Hi, I am powering a pair of B&W 802 D2 speakers, and wonder about high wattage amps.

I have read that you need high power ratings, and preferably something the 'doubles down', ie 300 wpc at 8 ohms, 600 at 4 ohms etc.

Since most of the time I listen to my music at low volumes, nowhere near 1/2 power ( usually 17-20 on my preamp out of a possible 80 ), would I benefit from buying a more powerful amp?

I am using a ML 522H ( home theatre amp ) with 300 wpc at 8 ohms, unrated for anything lower.

To summarize the question, is there an advantage to buying an amp that A) is higher powered ( given my low volume listening levels) and B) that doubles down into 4 or even 2 ohms ( again, given my low volume listening levels ).
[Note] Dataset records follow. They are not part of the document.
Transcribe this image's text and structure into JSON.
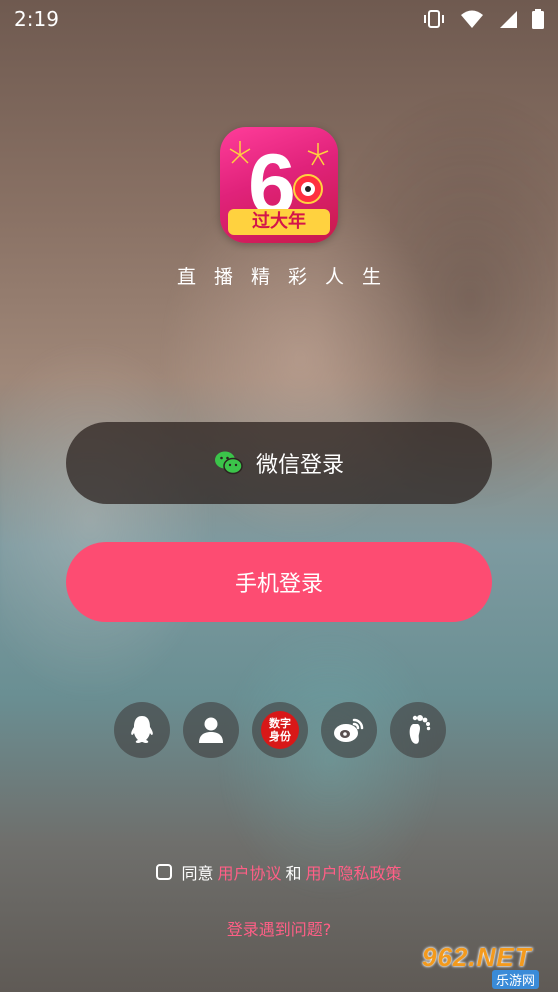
{
  "status_bar": {
    "time": "2:19"
  },
  "logo": {
    "glyph": "6",
    "banner_text": "过大年"
  },
  "tagline": "直播精彩人生",
  "buttons": {
    "wechat_login": "微信登录",
    "phone_login": "手机登录"
  },
  "social_login": {
    "items": [
      {
        "name": "qq-icon"
      },
      {
        "name": "account-icon"
      },
      {
        "name": "digital-id-icon",
        "text_line1": "数字",
        "text_line2": "身份"
      },
      {
        "name": "weibo-icon"
      },
      {
        "name": "footprint-icon"
      }
    ]
  },
  "agreement": {
    "prefix": "同意",
    "user_agreement": "用户协议",
    "and": "和",
    "privacy_policy": "用户隐私政策"
  },
  "help_link": "登录遇到问题?",
  "watermark": {
    "main": "962.NET",
    "sub": "乐游网"
  },
  "colors": {
    "accent": "#fd4c72",
    "link": "#ff5f86",
    "wechat_green": "#3bc44a"
  }
}
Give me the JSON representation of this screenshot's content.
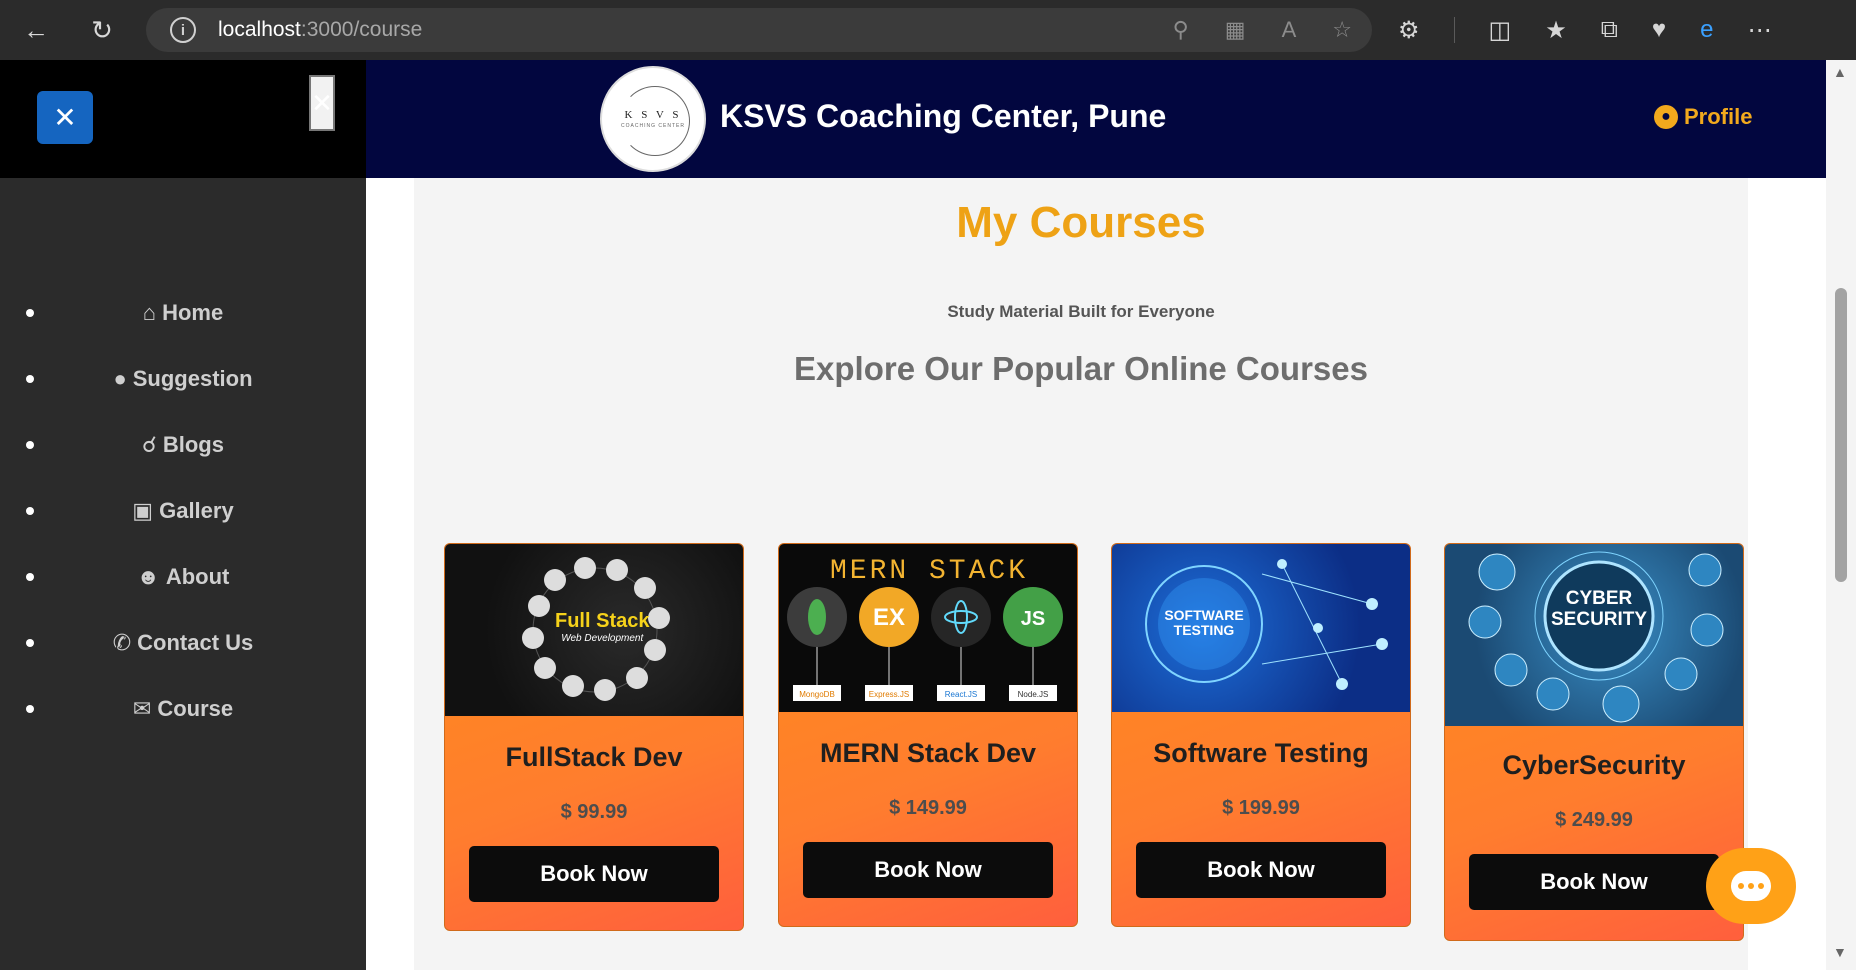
{
  "browser": {
    "url_host": "localhost",
    "url_path": ":3000/course"
  },
  "sidebar": {
    "close_label": "✕",
    "items": [
      {
        "label": "Home",
        "icon": "home-icon"
      },
      {
        "label": "Suggestion",
        "icon": "lightbulb-icon"
      },
      {
        "label": "Blogs",
        "icon": "blog-icon"
      },
      {
        "label": "Gallery",
        "icon": "gallery-icon"
      },
      {
        "label": "About",
        "icon": "user-icon"
      },
      {
        "label": "Contact Us",
        "icon": "phone-icon"
      },
      {
        "label": "Course",
        "icon": "envelope-icon"
      }
    ]
  },
  "header": {
    "logo_text": "K S V S",
    "logo_sub": "COACHING CENTER",
    "title": "KSVS Coaching Center, Pune",
    "profile_label": "Profile"
  },
  "main": {
    "title": "My Courses",
    "tagline": "Study Material Built for Everyone",
    "heading": "Explore Our Popular Online Courses",
    "courses": [
      {
        "title": "FullStack Dev",
        "price": "$ 99.99",
        "button": "Book Now",
        "image_text": "Full Stack",
        "image_sub": "Web Development"
      },
      {
        "title": "MERN Stack Dev",
        "price": "$ 149.99",
        "button": "Book Now",
        "image_text": "MERN STACK",
        "image_labels": [
          "MongoDB",
          "Express.JS",
          "React.JS",
          "Node.JS"
        ],
        "image_icons": [
          "EX",
          "JS"
        ]
      },
      {
        "title": "Software Testing",
        "price": "$ 199.99",
        "button": "Book Now",
        "image_text": "SOFTWARE TESTING"
      },
      {
        "title": "CyberSecurity",
        "price": "$ 249.99",
        "button": "Book Now",
        "image_text": "CYBER SECURITY"
      }
    ]
  },
  "colors": {
    "header_bg": "#02063f",
    "accent_orange": "#eea215",
    "card_orange": "#ff7d2e",
    "close_blue": "#1565c0"
  }
}
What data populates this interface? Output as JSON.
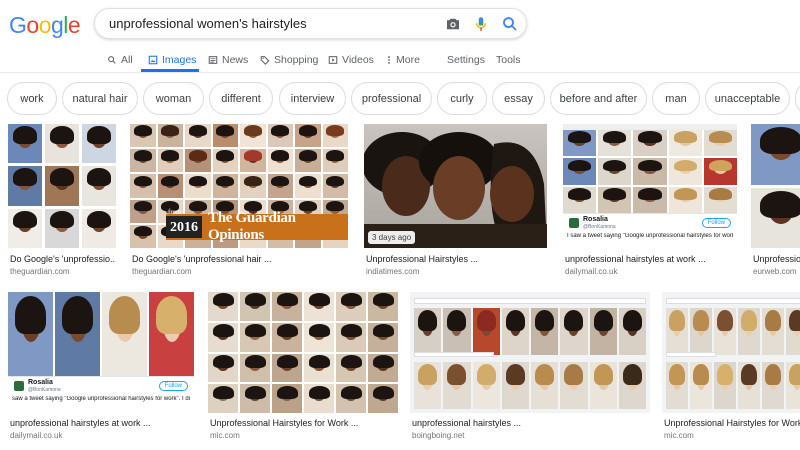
{
  "logo": {
    "letters": [
      "G",
      "o",
      "o",
      "g",
      "l",
      "e"
    ],
    "colors": [
      "#4285F4",
      "#EA4335",
      "#FBBC05",
      "#4285F4",
      "#34A853",
      "#EA4335"
    ]
  },
  "search": {
    "query": "unprofessional women's hairstyles"
  },
  "tabs": [
    {
      "label": "All",
      "icon": "search-icon"
    },
    {
      "label": "Images",
      "icon": "image-icon",
      "active": true
    },
    {
      "label": "News",
      "icon": "news-icon"
    },
    {
      "label": "Shopping",
      "icon": "tag-icon"
    },
    {
      "label": "Videos",
      "icon": "play-icon"
    },
    {
      "label": "More",
      "icon": "more-vert-icon"
    },
    {
      "label": "Settings"
    },
    {
      "label": "Tools"
    }
  ],
  "chips": [
    "work",
    "natural hair",
    "woman",
    "different",
    "interview",
    "professional",
    "curly",
    "essay",
    "before and after",
    "man",
    "unacceptable"
  ],
  "results": [
    {
      "caption": "Do Google's 'unprofessio...",
      "source": "theguardian.com"
    },
    {
      "caption": "Do Google's 'unprofessional hair ...",
      "source": "theguardian.com",
      "overlay_small": "from",
      "overlay_year": "2016",
      "overlay_text": "The Guardian Opinions"
    },
    {
      "caption": "Unprofessional Hairstyles ...",
      "source": "indiatimes.com",
      "badge": "3 days ago"
    },
    {
      "caption": "unprofessional hairstyles at work ...",
      "source": "dailymail.co.uk",
      "tweet_name": "Rosalia",
      "tweet_handle": "@BonKamona",
      "tweet_follow": "Follow",
      "tweet_text": "I saw a tweet saying \"Google unprofessional hairstyles for work\". I did. Then I checked the 'professional' ones 😳😳😳"
    },
    {
      "caption": "Unprofession...",
      "source": "eurweb.com"
    },
    {
      "caption": "unprofessional hairstyles at work ...",
      "source": "dailymail.co.uk",
      "tweet_name": "Rosalia",
      "tweet_handle": "@BonKamona",
      "tweet_follow": "Follow",
      "tweet_text": "saw a tweet saying \"Google unprofessional hairstyles for work\". I did. Then I checked the 'professional' ones 😳😳😳"
    },
    {
      "caption": "Unprofessional Hairstyles for Work ...",
      "source": "mic.com"
    },
    {
      "caption": "unprofessional hairstyles ...",
      "source": "boingboing.net"
    },
    {
      "caption": "Unprofessional Hairstyles for Work ...",
      "source": "mic.com"
    }
  ],
  "colors": {
    "accent": "#1a73e8",
    "muted": "#5f6368",
    "border": "#dadce0"
  }
}
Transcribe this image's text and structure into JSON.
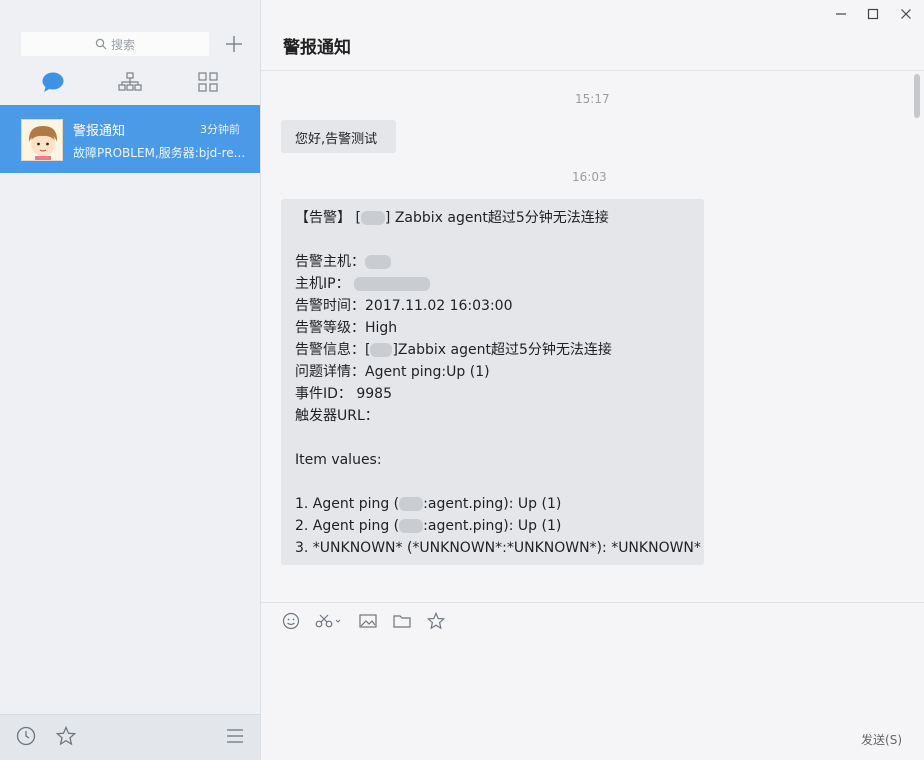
{
  "sidebar": {
    "search_placeholder": "搜索",
    "conversation": {
      "name": "警报通知",
      "time": "3分钟前",
      "preview": "故障PROBLEM,服务器:bjd-re..."
    }
  },
  "main": {
    "title": "警报通知",
    "messages": [
      {
        "timestamp": "15:17",
        "text": "您好,告警测试"
      },
      {
        "timestamp": "16:03",
        "lines": [
          "【告警】",
          "Zabbix agent超过5分钟无法连接",
          "告警主机：",
          "主机IP：",
          "告警时间：2017.11.02  16:03:00",
          "告警等级：High",
          "告警信息：[",
          "]Zabbix agent超过5分钟无法连接",
          "问题详情：Agent ping:Up (1)",
          "事件ID：  9985",
          "触发器URL：",
          "Item values:",
          "1. Agent ping (",
          ":agent.ping): Up (1)",
          "2. Agent ping (",
          ":agent.ping): Up (1)",
          "3. *UNKNOWN* (*UNKNOWN*:*UNKNOWN*): *UNKNOWN*"
        ]
      }
    ],
    "send_label": "发送(S)"
  },
  "colors": {
    "accent": "#4b9ae8",
    "bubble": "#e4e6ea"
  }
}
Thanks in advance, and looking forward to suggested amps as well. 

 

 

robeffy

My understanding is that the most important amplifier parameter (apart from distortion, maximum power to avoid clipping which is not important at low volumes) is damping factor: with a high damping factor the response becomes tighter (less "bouncing"). Typically, high damping factor needs a high power amplfier (but it's not a 1:1 relationship!)

@carlosezarate  the speaker cables, the crossover, the wiring inside the speaker and the voice coils will swamp the output impedance of the amplifier by far.